Builders make up more than a quarter of the companies going to the wall, leaving Australia with a housing shortage after immigration levels last year climbed well above 500,000 for the first time ever.
‘There’s considerable risks in those contracts – many of the contracts didn’t have provision for cost escalation,’ Mr Caddy said.
‘If you look at the input costs on any building – whether it’s concrete, plaster, labour – they’ve all gone up.
‘Those costs generally can’t be passed through to the developers, it’s a fixed-price contract.’
Then there are hospitality businesses, known as accommodation and food services, comprising one in six failures, with Australian Bureau of Statistics retail data showing trade was flat in June.
‘When you go to many restaurants these days, they’re pretty quiet,’ Mr Caddy said.
But they are far from the only struggling businesses, with the steepest rate rises since the late 1980s causing retail trade to shrink during the June quarter.
Economic growth is stalling, with rate rises falling to stop annual inflation in June from climbing to 3.8 per cent – marking the first quarterly increase in two years.
Australian beverages brand Billson’s last month plunged into voluntary administration after 159 years in operation.
Husband-and-wife team Nathan and Felicity Cowan, who ran the historic brewery in Beechworth, northeast Victoria, are devastated by the collapse of the company which was founded in 1865.

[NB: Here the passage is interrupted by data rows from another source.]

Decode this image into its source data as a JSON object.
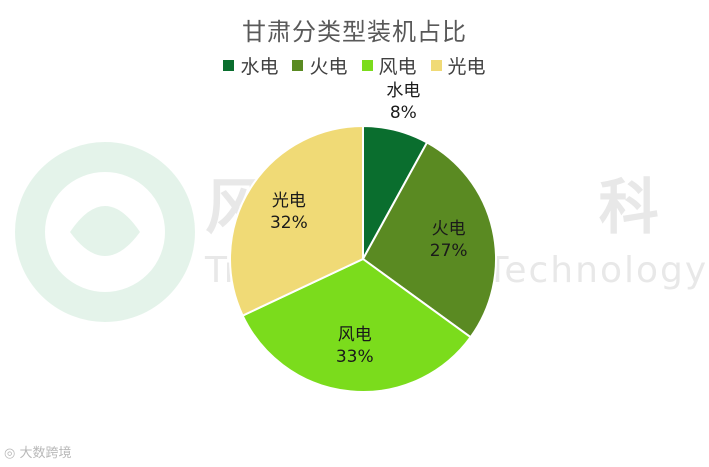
{
  "chart_data": {
    "type": "pie",
    "title": "甘肃分类型装机占比",
    "categories": [
      "水电",
      "火电",
      "风电",
      "光电"
    ],
    "values": [
      8,
      27,
      33,
      32
    ],
    "value_labels": [
      "8%",
      "27%",
      "33%",
      "32%"
    ],
    "colors": [
      "#0a6e2e",
      "#5a8a22",
      "#7bdc1c",
      "#f0da76"
    ],
    "legend_position": "top"
  },
  "watermark": {
    "chinese": "风 向 科 技",
    "english": "Trading Trend Technology"
  },
  "logo": {
    "text": "大数跨境"
  }
}
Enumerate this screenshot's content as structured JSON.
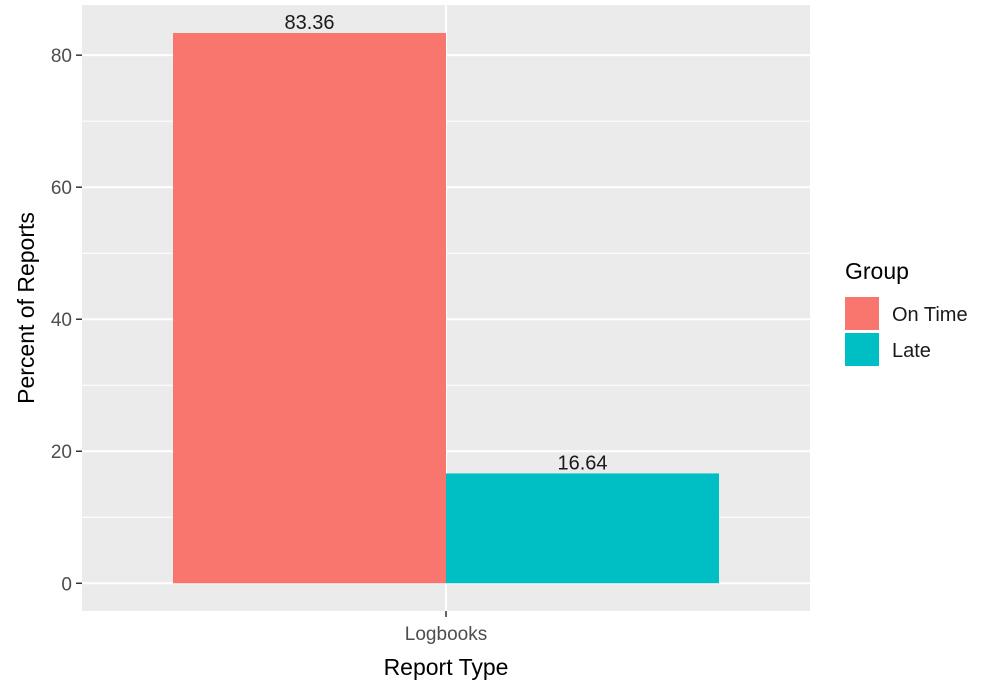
{
  "chart_data": {
    "type": "bar",
    "categories": [
      "Logbooks"
    ],
    "series": [
      {
        "name": "On Time",
        "values": [
          83.36
        ],
        "color": "#F8766D"
      },
      {
        "name": "Late",
        "values": [
          16.64
        ],
        "color": "#00BFC4"
      }
    ],
    "data_labels": [
      "83.36",
      "16.64"
    ],
    "xlabel": "Report Type",
    "ylabel": "Percent of Reports",
    "ylim": [
      -4.2,
      87.6
    ],
    "yticks": [
      0,
      20,
      40,
      60,
      80
    ],
    "ytick_labels": [
      "0",
      "20",
      "40",
      "60",
      "80"
    ],
    "grid": true,
    "legend": {
      "title": "Group",
      "position": "right"
    },
    "panel_background": "#EBEBEB",
    "grid_color": "#FFFFFF"
  }
}
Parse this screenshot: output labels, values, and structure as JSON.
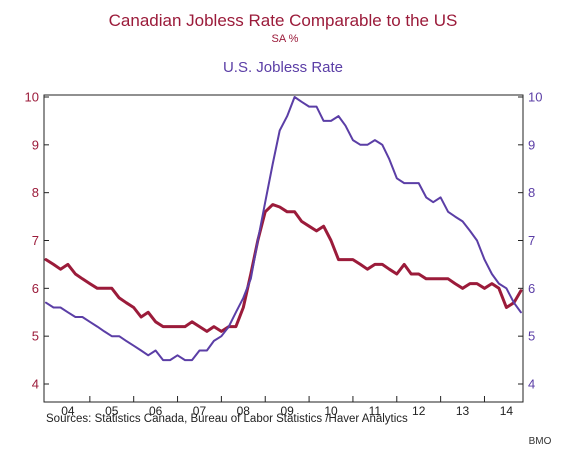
{
  "header": {
    "title": "Canadian Jobless Rate Comparable to the US",
    "subtitle": "SA   %",
    "second_series_label": "U.S. Jobless Rate"
  },
  "footer": {
    "sources": "Sources:  Statistics Canada, Bureau of Labor Statistics /Haver Analytics",
    "credit": "BMO"
  },
  "colors": {
    "canada": "#9b1b3a",
    "us": "#5b3ea6",
    "axis": "#222222"
  },
  "chart_data": {
    "type": "line",
    "title": "Canadian Jobless Rate Comparable to the US",
    "subtitle": "SA   %",
    "x_range": [
      2004.0,
      2014.833
    ],
    "ylim": [
      4,
      10
    ],
    "y_ticks": [
      "4",
      "5",
      "6",
      "7",
      "8",
      "9",
      "10"
    ],
    "x_ticks": [
      "04",
      "05",
      "06",
      "07",
      "08",
      "09",
      "10",
      "11",
      "12",
      "13",
      "14"
    ],
    "grid": false,
    "legend": "none",
    "series": [
      {
        "name": "Canadian Jobless Rate Comparable to the US",
        "axis": "left",
        "color": "#9b1b3a",
        "x": [
          2004.0,
          2004.17,
          2004.33,
          2004.5,
          2004.67,
          2004.83,
          2005.0,
          2005.17,
          2005.33,
          2005.5,
          2005.67,
          2005.83,
          2006.0,
          2006.17,
          2006.33,
          2006.5,
          2006.67,
          2006.83,
          2007.0,
          2007.17,
          2007.33,
          2007.5,
          2007.67,
          2007.83,
          2008.0,
          2008.17,
          2008.33,
          2008.5,
          2008.67,
          2008.83,
          2009.0,
          2009.17,
          2009.33,
          2009.5,
          2009.67,
          2009.83,
          2010.0,
          2010.17,
          2010.33,
          2010.5,
          2010.67,
          2010.83,
          2011.0,
          2011.17,
          2011.33,
          2011.5,
          2011.67,
          2011.83,
          2012.0,
          2012.17,
          2012.33,
          2012.5,
          2012.67,
          2012.83,
          2013.0,
          2013.17,
          2013.33,
          2013.5,
          2013.67,
          2013.83,
          2014.0,
          2014.17,
          2014.33,
          2014.5,
          2014.67,
          2014.83
        ],
        "values": [
          6.6,
          6.5,
          6.4,
          6.5,
          6.3,
          6.2,
          6.1,
          6.0,
          6.0,
          6.0,
          5.8,
          5.7,
          5.6,
          5.4,
          5.5,
          5.3,
          5.2,
          5.2,
          5.2,
          5.2,
          5.3,
          5.2,
          5.1,
          5.2,
          5.1,
          5.2,
          5.2,
          5.6,
          6.3,
          7.0,
          7.6,
          7.75,
          7.7,
          7.6,
          7.6,
          7.4,
          7.3,
          7.2,
          7.3,
          7.0,
          6.6,
          6.6,
          6.6,
          6.5,
          6.4,
          6.5,
          6.5,
          6.4,
          6.3,
          6.5,
          6.3,
          6.3,
          6.2,
          6.2,
          6.2,
          6.2,
          6.1,
          6.0,
          6.1,
          6.1,
          6.0,
          6.1,
          6.0,
          5.6,
          5.7,
          5.95
        ]
      },
      {
        "name": "U.S. Jobless Rate",
        "axis": "right",
        "color": "#5b3ea6",
        "x": [
          2004.0,
          2004.17,
          2004.33,
          2004.5,
          2004.67,
          2004.83,
          2005.0,
          2005.17,
          2005.33,
          2005.5,
          2005.67,
          2005.83,
          2006.0,
          2006.17,
          2006.33,
          2006.5,
          2006.67,
          2006.83,
          2007.0,
          2007.17,
          2007.33,
          2007.5,
          2007.67,
          2007.83,
          2008.0,
          2008.17,
          2008.33,
          2008.5,
          2008.67,
          2008.83,
          2009.0,
          2009.17,
          2009.33,
          2009.5,
          2009.67,
          2009.83,
          2010.0,
          2010.17,
          2010.33,
          2010.5,
          2010.67,
          2010.83,
          2011.0,
          2011.17,
          2011.33,
          2011.5,
          2011.67,
          2011.83,
          2012.0,
          2012.17,
          2012.33,
          2012.5,
          2012.67,
          2012.83,
          2013.0,
          2013.17,
          2013.33,
          2013.5,
          2013.67,
          2013.83,
          2014.0,
          2014.17,
          2014.33,
          2014.5,
          2014.67,
          2014.83
        ],
        "values": [
          5.7,
          5.6,
          5.6,
          5.5,
          5.4,
          5.4,
          5.3,
          5.2,
          5.1,
          5.0,
          5.0,
          4.9,
          4.8,
          4.7,
          4.6,
          4.7,
          4.5,
          4.5,
          4.6,
          4.5,
          4.5,
          4.7,
          4.7,
          4.9,
          5.0,
          5.2,
          5.5,
          5.8,
          6.2,
          7.0,
          7.8,
          8.6,
          9.3,
          9.6,
          10.0,
          9.9,
          9.8,
          9.8,
          9.5,
          9.5,
          9.6,
          9.4,
          9.1,
          9.0,
          9.0,
          9.1,
          9.0,
          8.7,
          8.3,
          8.2,
          8.2,
          8.2,
          7.9,
          7.8,
          7.9,
          7.6,
          7.5,
          7.4,
          7.2,
          7.0,
          6.6,
          6.3,
          6.1,
          6.0,
          5.7,
          5.5
        ]
      }
    ]
  }
}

Husband-and-wife team Nathan and Felicity Cowan, who ran the historic brewery in Beechworth, northeast Victoria, are devastated by the collapse of the company which was founded in 1865
The couple blamed the downfall of the ready-to-drink canned vodka and craft beer for a sharp decline in customer spending linked to high inflation and indexed government excise on spirits.
‘Over the course of seven years, everyone’s hard work and passion has resulted in overwhelming support by people all over Australia and some pretty incredible business growth,’ they said.
‘Unfortunately, that growth masked several mistakes we made along the way as our systems and processes failed to keep up.’
Bradley R. Holland, the director of Ranger Red’s Zoo and Conservation Park at Pinjarra south of Perth, said his business was put into liquidation after he struggled to attract visitors as Aussies closed their wallets amid the cost of living crisis.
‘Look what we’re all going through – we’re going through an interest rate crisis,’ he told Daily Mail Australia.
‘Things like eating out or going to the zoo, they’re luxuries.
‘People are struggling to pay mortgages and put food on the table or if they’re renters, they’re struggling to be able to afford rent.’
Bradley R. Holland, the director of Ranger Red’s Zoo and Conservation Park at Pinjarra south of Perth , was one of more than 11,000 businesses that went bust during the last financial year – the highest number ever
Mr Holland, who also pays rents to run a business, said his own customers had told him visiting his zoo near Mandurah was enough of a financial challenge.
‘You’ve just got to speak to the average Joe on the street,’ he said.
‘It’s really scary because it limits cashflow.’
The Ranger Red’s Zoo and Conservation Park stopped trading on June 18, when it was placed into voluntary administration, before it went into liquidation on July 9.
The zoo is now operating under the same name but via a new parent company, Red’s Productions, which Mr Holland runs.